Pentagon to U.S. Navy: Buy fewer LCS Ships, More Planes
Defense Secretary Ash Carter ordered the U.S. Navy in a sharply worded memo this week to buy 12 fewer small littoral combat ships (LCS) and more fighter jets, electronic warfare equipment and other weapons in the upcoming budget year instead.
If approved by Congress, the changes would have a huge impact on many big weapons makers, including Lockheed Martin Corp and Australia's Austal Ltd, which would have to compete to build eight remaining LCS ships in fiscal 2019.
Carter told Navy Secretary Ray Mabus in the memo dated Tuesday the Navy's proposed budget plan for fiscal 2017 was "unbalanced."
The Navy had been buying ships in recent years "at the expense of critically-needed investments in areas where our adversaries are not standing still, such as strike, ship survivability, electronic warfare and other capabilities," Carter said.
A copy of the memo, first reported by Defense News, was seen by Reuters. It revealed deep tensions between the Navy and the Defense Department over the 2017 budget, which faces an uncertain fate in Congress during an election year
Carter ordered the Navy to buy only 40 LCS ships or frigates, instead of the 52 ships currently planned. He said that would free up funds for more SM-6 missiles built by Raytheon Co and other weapons, development of new torpedoes, and the purchase of additional Lockheed F-35 fighter jets and Boeing Co F/A-18E/F fighters.

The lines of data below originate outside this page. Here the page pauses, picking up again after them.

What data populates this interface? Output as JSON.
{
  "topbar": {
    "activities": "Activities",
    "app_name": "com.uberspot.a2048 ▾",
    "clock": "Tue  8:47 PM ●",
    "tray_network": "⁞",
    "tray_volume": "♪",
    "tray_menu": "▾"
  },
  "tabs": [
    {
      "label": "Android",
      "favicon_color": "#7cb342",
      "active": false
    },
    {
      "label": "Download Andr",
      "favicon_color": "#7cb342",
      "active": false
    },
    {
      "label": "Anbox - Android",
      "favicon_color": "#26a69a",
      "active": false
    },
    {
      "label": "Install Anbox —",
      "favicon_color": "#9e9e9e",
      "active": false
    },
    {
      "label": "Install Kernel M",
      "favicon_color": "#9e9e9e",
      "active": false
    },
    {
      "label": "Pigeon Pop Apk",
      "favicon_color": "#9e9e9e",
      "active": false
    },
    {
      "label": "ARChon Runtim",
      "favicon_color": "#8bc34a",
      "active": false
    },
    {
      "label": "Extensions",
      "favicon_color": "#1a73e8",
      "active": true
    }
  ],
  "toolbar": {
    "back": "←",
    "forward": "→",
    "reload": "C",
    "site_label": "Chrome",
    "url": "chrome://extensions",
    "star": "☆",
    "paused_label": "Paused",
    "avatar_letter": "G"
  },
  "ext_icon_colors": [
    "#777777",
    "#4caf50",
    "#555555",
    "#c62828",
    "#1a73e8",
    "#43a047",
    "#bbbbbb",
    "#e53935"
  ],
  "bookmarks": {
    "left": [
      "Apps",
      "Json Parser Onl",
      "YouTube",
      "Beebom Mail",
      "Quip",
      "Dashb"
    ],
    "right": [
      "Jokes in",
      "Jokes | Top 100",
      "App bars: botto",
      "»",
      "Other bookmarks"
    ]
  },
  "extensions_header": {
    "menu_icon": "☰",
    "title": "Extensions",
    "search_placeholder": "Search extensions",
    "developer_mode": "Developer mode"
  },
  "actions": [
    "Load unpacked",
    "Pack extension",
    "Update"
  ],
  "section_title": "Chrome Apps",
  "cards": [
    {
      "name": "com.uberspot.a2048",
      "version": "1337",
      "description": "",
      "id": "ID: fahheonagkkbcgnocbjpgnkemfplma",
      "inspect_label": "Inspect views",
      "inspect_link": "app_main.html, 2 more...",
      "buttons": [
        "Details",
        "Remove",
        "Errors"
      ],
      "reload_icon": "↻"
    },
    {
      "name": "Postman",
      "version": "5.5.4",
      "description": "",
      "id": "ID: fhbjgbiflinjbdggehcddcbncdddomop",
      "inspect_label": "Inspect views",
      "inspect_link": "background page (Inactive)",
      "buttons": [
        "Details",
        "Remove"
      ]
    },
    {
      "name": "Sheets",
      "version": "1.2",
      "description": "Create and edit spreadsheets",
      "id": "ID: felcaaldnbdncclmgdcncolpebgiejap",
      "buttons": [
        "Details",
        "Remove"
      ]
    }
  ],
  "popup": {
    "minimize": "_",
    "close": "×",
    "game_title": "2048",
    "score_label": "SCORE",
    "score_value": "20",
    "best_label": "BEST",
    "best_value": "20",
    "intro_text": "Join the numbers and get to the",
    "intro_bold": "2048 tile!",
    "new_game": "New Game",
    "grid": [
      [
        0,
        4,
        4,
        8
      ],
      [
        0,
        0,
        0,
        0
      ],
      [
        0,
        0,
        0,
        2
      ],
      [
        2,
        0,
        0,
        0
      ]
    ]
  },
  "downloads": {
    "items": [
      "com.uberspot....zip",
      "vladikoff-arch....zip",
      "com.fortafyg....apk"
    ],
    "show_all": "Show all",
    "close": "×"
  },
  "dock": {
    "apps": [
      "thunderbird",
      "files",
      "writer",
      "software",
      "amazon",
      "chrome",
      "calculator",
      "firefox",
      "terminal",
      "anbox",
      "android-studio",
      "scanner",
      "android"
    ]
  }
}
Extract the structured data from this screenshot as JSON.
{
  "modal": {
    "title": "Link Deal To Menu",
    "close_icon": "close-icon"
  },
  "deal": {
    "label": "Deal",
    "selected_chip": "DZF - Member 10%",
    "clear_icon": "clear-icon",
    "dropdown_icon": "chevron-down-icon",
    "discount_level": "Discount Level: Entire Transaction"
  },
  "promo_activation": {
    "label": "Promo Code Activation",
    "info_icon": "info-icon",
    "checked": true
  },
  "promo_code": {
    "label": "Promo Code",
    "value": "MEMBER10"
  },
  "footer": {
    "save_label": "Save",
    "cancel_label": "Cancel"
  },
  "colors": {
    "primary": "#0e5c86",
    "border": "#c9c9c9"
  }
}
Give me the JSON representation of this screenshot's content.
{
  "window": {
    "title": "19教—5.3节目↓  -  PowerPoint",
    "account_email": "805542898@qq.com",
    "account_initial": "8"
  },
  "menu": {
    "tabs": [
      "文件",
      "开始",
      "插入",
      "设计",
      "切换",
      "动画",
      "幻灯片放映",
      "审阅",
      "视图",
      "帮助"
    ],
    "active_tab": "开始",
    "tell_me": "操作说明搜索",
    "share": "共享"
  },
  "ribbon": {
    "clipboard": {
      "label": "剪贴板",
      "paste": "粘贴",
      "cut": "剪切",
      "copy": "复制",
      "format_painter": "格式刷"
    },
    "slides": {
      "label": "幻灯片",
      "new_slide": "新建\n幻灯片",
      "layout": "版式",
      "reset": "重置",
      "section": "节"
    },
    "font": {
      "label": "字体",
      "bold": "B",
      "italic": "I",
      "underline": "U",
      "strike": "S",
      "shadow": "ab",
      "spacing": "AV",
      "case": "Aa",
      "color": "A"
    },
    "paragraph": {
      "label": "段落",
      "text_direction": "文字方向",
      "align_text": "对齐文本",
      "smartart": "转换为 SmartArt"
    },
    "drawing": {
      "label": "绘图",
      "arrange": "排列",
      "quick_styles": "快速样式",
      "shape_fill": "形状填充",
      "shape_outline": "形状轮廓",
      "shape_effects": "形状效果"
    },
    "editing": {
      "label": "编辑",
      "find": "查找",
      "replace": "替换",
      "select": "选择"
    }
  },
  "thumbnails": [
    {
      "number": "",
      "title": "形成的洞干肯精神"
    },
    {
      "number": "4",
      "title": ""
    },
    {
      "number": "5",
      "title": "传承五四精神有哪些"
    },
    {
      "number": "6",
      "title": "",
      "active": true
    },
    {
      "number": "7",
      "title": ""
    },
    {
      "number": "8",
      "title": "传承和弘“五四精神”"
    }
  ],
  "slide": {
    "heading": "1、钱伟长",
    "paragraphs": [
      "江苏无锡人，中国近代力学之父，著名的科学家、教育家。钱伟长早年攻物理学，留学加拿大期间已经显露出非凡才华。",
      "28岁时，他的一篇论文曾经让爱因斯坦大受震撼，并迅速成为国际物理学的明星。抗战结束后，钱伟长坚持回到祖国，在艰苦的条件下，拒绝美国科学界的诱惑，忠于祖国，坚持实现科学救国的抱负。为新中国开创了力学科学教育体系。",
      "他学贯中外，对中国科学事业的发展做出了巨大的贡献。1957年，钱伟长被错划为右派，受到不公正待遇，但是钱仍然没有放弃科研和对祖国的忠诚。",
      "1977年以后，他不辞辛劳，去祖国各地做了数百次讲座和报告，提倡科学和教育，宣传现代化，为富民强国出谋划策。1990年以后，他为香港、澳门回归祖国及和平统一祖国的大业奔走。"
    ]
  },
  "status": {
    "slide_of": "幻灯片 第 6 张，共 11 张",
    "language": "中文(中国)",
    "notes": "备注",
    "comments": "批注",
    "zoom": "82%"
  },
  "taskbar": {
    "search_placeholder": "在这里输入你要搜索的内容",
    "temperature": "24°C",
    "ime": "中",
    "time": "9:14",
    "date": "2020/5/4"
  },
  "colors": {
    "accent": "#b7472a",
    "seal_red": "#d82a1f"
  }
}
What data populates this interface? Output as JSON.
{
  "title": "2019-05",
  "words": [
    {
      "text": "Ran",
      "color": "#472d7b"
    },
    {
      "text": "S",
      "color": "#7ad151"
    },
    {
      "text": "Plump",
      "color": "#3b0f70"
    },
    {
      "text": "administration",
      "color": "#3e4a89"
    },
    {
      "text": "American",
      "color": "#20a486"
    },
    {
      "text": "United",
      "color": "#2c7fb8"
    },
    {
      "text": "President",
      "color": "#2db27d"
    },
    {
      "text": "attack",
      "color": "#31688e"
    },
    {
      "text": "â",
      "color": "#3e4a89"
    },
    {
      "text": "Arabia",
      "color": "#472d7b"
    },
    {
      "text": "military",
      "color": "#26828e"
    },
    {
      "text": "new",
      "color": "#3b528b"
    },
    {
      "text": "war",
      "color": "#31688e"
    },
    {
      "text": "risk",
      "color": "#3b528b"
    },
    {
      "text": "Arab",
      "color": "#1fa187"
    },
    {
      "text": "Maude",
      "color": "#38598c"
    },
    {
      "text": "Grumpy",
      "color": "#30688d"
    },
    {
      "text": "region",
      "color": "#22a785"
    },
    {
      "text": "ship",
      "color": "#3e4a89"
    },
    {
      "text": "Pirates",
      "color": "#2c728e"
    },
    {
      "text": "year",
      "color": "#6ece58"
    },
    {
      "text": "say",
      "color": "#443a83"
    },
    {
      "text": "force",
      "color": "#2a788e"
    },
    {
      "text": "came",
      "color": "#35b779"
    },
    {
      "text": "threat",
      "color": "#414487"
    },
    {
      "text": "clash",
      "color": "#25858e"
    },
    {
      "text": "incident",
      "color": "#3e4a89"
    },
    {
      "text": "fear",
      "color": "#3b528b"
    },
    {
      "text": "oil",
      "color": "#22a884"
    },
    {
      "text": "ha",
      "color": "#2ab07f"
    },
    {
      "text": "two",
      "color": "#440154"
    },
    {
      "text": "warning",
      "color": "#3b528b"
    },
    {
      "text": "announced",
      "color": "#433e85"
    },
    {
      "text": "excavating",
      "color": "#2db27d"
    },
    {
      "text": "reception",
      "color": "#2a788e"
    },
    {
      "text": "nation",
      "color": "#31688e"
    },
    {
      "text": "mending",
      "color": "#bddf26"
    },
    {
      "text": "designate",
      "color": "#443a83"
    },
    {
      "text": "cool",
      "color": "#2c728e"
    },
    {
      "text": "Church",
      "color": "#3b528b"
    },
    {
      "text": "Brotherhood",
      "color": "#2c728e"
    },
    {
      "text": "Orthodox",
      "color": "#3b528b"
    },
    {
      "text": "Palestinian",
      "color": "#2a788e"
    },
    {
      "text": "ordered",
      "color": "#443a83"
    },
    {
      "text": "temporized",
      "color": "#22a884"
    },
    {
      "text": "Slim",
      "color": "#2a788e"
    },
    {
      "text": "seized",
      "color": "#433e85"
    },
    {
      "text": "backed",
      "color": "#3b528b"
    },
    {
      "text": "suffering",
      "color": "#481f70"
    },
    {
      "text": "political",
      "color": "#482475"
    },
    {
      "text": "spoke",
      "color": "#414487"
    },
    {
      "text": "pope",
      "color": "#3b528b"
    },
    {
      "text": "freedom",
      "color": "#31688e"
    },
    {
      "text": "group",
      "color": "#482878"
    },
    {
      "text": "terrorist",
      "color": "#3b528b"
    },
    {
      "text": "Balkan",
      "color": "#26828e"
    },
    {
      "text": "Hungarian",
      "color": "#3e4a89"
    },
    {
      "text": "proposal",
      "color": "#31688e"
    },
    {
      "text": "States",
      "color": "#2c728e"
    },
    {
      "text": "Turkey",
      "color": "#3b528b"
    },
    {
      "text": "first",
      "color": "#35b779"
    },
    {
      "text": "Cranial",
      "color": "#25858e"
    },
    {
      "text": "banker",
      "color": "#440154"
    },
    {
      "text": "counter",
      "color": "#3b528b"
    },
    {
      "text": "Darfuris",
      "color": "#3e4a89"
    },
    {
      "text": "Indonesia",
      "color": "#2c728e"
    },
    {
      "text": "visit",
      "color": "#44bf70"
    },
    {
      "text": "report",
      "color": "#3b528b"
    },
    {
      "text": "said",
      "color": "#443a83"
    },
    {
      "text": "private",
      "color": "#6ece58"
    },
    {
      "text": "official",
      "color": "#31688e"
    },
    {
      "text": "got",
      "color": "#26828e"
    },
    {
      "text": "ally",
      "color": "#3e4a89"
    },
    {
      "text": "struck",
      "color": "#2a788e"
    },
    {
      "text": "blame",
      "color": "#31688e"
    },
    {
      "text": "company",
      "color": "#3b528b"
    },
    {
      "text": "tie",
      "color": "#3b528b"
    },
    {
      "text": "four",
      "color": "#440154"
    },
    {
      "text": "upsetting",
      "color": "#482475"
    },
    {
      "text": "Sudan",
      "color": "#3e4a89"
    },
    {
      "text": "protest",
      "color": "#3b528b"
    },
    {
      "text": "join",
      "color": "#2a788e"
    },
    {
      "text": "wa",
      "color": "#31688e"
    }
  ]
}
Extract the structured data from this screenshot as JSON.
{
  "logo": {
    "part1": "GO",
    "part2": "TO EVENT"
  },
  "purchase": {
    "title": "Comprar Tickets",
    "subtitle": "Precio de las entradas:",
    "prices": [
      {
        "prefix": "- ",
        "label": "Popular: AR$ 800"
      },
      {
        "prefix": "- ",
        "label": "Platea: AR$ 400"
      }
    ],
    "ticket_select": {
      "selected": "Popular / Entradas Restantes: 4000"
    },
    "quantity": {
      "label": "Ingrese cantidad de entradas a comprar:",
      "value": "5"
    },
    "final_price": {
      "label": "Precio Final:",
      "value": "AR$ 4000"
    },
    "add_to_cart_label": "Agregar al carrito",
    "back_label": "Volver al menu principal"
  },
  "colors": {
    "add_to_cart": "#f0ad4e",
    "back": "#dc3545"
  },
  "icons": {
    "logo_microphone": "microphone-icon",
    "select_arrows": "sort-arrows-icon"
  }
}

The Navy had hoped to buy more F/A-18 jets in fiscal 2017, but Carter's memo would delay those orders until 2018 - a move that could cause problems for Boeing, which needs orders next year to avert a shutdown in its St. Louis production line.
The department would give the Navy $1.7 billion in additional funding in fiscal 2017 to pay for a range of items, including 10 additional submarine upgrades, modernization of two more DDG-51 destroyers, and additional upgrades to the Navy's Boeing P-8A maritime surveillance planes, Carter said.
He also approved the Navy's plan to buy 10 DDG-51 destroyers over the next five years, instead of cutting two ships as initially proposed by Pentagon officials, according to a source familiar with the matter.
The memo did not mention $2 billion which one defense source said had been approved by the White House Office of Management and Budget to fund replacement of the aging fleet of Ohio-class nuclear-armed submarines. The extra funding should alleviate some pressure on Navy shipbuilding accounts in coming years.
One source with knowledge of the situation said curtailing orders for the LCS ships could have a serious impact on the companies involved and their suppliers. Costs would likely rise if the Navy dropped to buying just one ship a year instead of three, as planned, said the source.
Representative Randy Forbes, the Republican chairman of the House Armed Services Seapower and Projection Forces Subcommittee, said the Navy needed both more capability and more ships. "Unless we provide more resources for our Navy, it is not going to be able to keep meeting the demands that our nation and our national security strategy place upon it."